9. Au vu des paragraphes 5, 6, 7 et 8, le CETIM rappelle le jeu des trois cercles concentriques énoncés dans le rapport final de M. Louis Joinet et de M. Danilo Türk: “Le premier cercle pourrait être celui des droits à la liberté de pensée, de conscience et de religion, puis viendrait la liberté de réunion, d’association et de manifestation pacifique, enfin, le droit de prendre part à la direction des affaires publiques. Le rapport immédiat entre ces droits et le droit à la liberté d’expression est évident, dans toutes les situations concrètes. Tous les autres droits civils et politiques sont normalement liés de façon indirecte au droit à la liberté d’expression; il en est de même des droits économiques, sociaux et culturels, et du droit des peuples à l’autodétermination”.

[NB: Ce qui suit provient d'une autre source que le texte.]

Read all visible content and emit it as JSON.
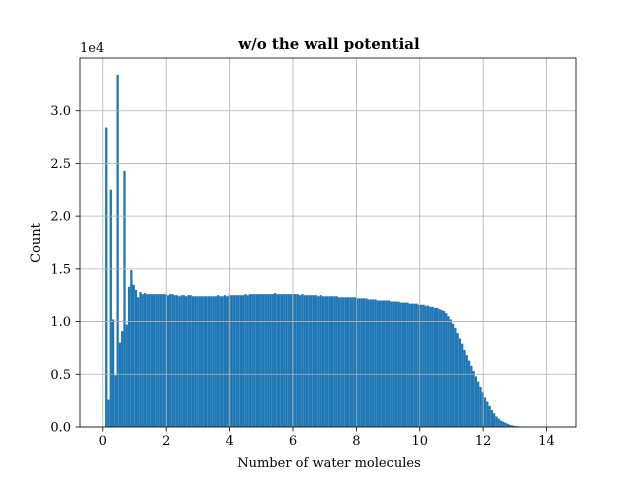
{
  "chart_data": {
    "type": "bar",
    "title": "w/o the wall potential",
    "xlabel": "Number of water molecules",
    "ylabel": "Count",
    "y_offset_label": "1e4",
    "xlim": [
      -0.72,
      14.93
    ],
    "ylim": [
      0,
      3.5
    ],
    "x_ticks": [
      0,
      2,
      4,
      6,
      8,
      10,
      12,
      14
    ],
    "x_tick_labels": [
      "0",
      "2",
      "4",
      "6",
      "8",
      "10",
      "12",
      "14"
    ],
    "y_ticks": [
      0,
      0.5,
      1.0,
      1.5,
      2.0,
      2.5,
      3.0
    ],
    "y_tick_labels": [
      "0.0",
      "0.5",
      "1.0",
      "1.5",
      "2.0",
      "2.5",
      "3.0"
    ],
    "grid": true,
    "bar_color": "#1f77b4",
    "bin_start": 0.0,
    "bin_width": 0.072,
    "values_unit": "count / 1e4",
    "values": [
      0,
      2.84,
      0.26,
      2.25,
      1.02,
      0.49,
      3.34,
      0.8,
      0.91,
      2.43,
      0.97,
      1.33,
      1.49,
      1.35,
      1.3,
      1.23,
      1.28,
      1.26,
      1.27,
      1.26,
      1.26,
      1.26,
      1.26,
      1.26,
      1.26,
      1.26,
      1.26,
      1.26,
      1.25,
      1.26,
      1.26,
      1.25,
      1.25,
      1.24,
      1.25,
      1.25,
      1.24,
      1.25,
      1.25,
      1.24,
      1.24,
      1.24,
      1.24,
      1.24,
      1.24,
      1.24,
      1.24,
      1.24,
      1.24,
      1.24,
      1.25,
      1.24,
      1.24,
      1.25,
      1.24,
      1.25,
      1.25,
      1.25,
      1.25,
      1.25,
      1.25,
      1.25,
      1.26,
      1.25,
      1.26,
      1.26,
      1.26,
      1.26,
      1.26,
      1.26,
      1.26,
      1.26,
      1.26,
      1.26,
      1.26,
      1.27,
      1.26,
      1.26,
      1.26,
      1.26,
      1.26,
      1.26,
      1.26,
      1.26,
      1.26,
      1.26,
      1.25,
      1.26,
      1.25,
      1.25,
      1.25,
      1.25,
      1.25,
      1.25,
      1.24,
      1.25,
      1.24,
      1.24,
      1.24,
      1.24,
      1.24,
      1.24,
      1.24,
      1.23,
      1.23,
      1.23,
      1.23,
      1.23,
      1.23,
      1.23,
      1.23,
      1.22,
      1.22,
      1.22,
      1.22,
      1.22,
      1.21,
      1.21,
      1.21,
      1.21,
      1.2,
      1.2,
      1.2,
      1.2,
      1.2,
      1.2,
      1.19,
      1.19,
      1.19,
      1.19,
      1.18,
      1.18,
      1.18,
      1.18,
      1.17,
      1.17,
      1.17,
      1.17,
      1.16,
      1.16,
      1.16,
      1.15,
      1.15,
      1.14,
      1.14,
      1.13,
      1.13,
      1.12,
      1.11,
      1.1,
      1.08,
      1.05,
      1.02,
      0.98,
      0.94,
      0.89,
      0.84,
      0.79,
      0.73,
      0.68,
      0.63,
      0.58,
      0.53,
      0.48,
      0.43,
      0.38,
      0.33,
      0.28,
      0.24,
      0.2,
      0.16,
      0.13,
      0.1,
      0.08,
      0.06,
      0.05,
      0.04,
      0.03,
      0.02,
      0.015,
      0.01,
      0.008,
      0.006,
      0.004,
      0.003,
      0.002,
      0.001
    ]
  }
}
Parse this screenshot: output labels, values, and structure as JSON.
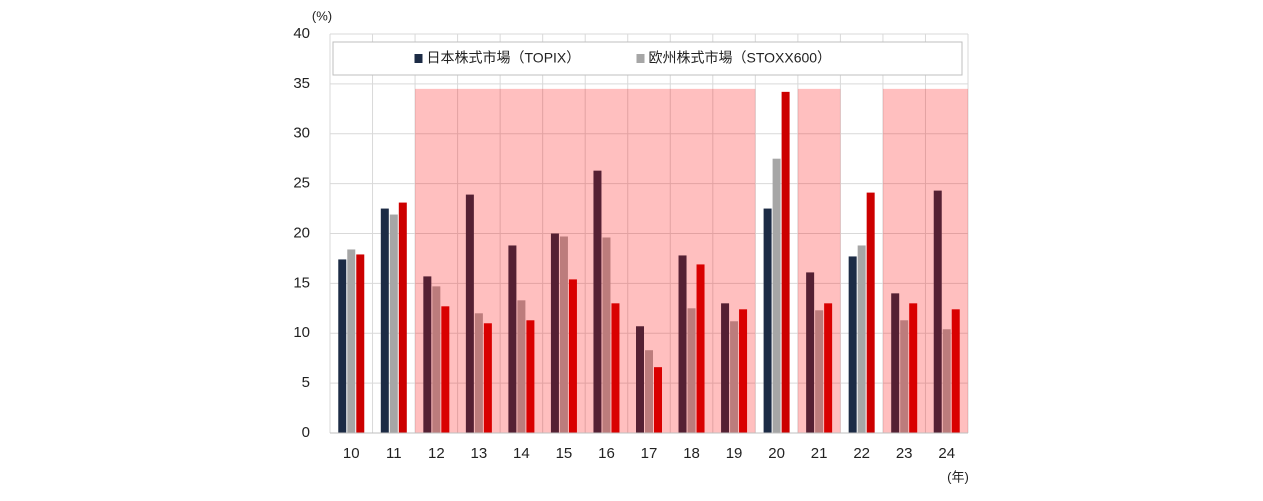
{
  "chart_data": {
    "type": "bar",
    "y_unit": "(%)",
    "x_unit": "(年)",
    "categories": [
      "10",
      "11",
      "12",
      "13",
      "14",
      "15",
      "16",
      "17",
      "18",
      "19",
      "20",
      "21",
      "22",
      "23",
      "24"
    ],
    "series": [
      {
        "name": "日本株式市場（TOPIX）",
        "color": "#1c2b45",
        "values": [
          17.4,
          22.5,
          15.7,
          23.9,
          18.8,
          20.0,
          26.3,
          10.7,
          17.8,
          13.0,
          22.5,
          16.1,
          17.7,
          14.0,
          24.3
        ]
      },
      {
        "name": "欧州株式市場（STOXX600）",
        "color": "#a6a6a6",
        "values": [
          18.4,
          21.9,
          14.7,
          12.0,
          13.3,
          19.7,
          19.6,
          8.3,
          12.5,
          11.2,
          27.5,
          12.3,
          18.8,
          11.3,
          10.4
        ]
      },
      {
        "color": "#cc0000",
        "values": [
          17.9,
          23.1,
          12.7,
          11.0,
          11.3,
          15.4,
          13.0,
          6.6,
          16.9,
          12.4,
          34.2,
          13.0,
          24.1,
          13.0,
          12.4
        ]
      }
    ],
    "ylim": [
      0,
      40
    ],
    "yticks": [
      0,
      5,
      10,
      15,
      20,
      25,
      30,
      35,
      40
    ],
    "grid": true,
    "legend": "top",
    "shading": {
      "color": "rgba(255,0,0,0.25)",
      "top": 34.5,
      "ranges": [
        [
          2,
          9
        ],
        [
          11,
          11
        ],
        [
          13,
          14
        ]
      ]
    }
  }
}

10. Se référant au paragraphe 9, où il est clairement précisé que le droit à la liberté d’opinion et d’expression ne doit pas être considéré isolément, le CETIM demande à la Commission Droits de l’Homme d’étendre le champ d’application et de protection du droit à la liberté d’opinion et d’expression et de créer un point spécifique à cette question dans le cadre de l’agenda de ces travaux. Il demande en outre que dans l’abord de cette question, les aspects économiques soient également pris en considération; autrement dit que la liberté d’expression ne soit pas uniquement examinée sous son aspect formel, mais également sous son aspect réel.
11. En ce qui concerne le mandat du Rapporteur spécial, le CETIM se félicite que M. Bai Hussain ait donné quelques informations relatives, par exemple, à la liberté d’expression sur le lieu de travail, à la presse et aux média. Cependant vu l’ampleur et la complexité de la question du droit à la liberté d’opinion et d’expression, le CETIM souhaite que le mandat du Rapporteur spécial soit élargi et qu’il approfondisse, en particulier, le paragraphe 2 de l’article 19 du Pacte international sur les droits civils et politiques.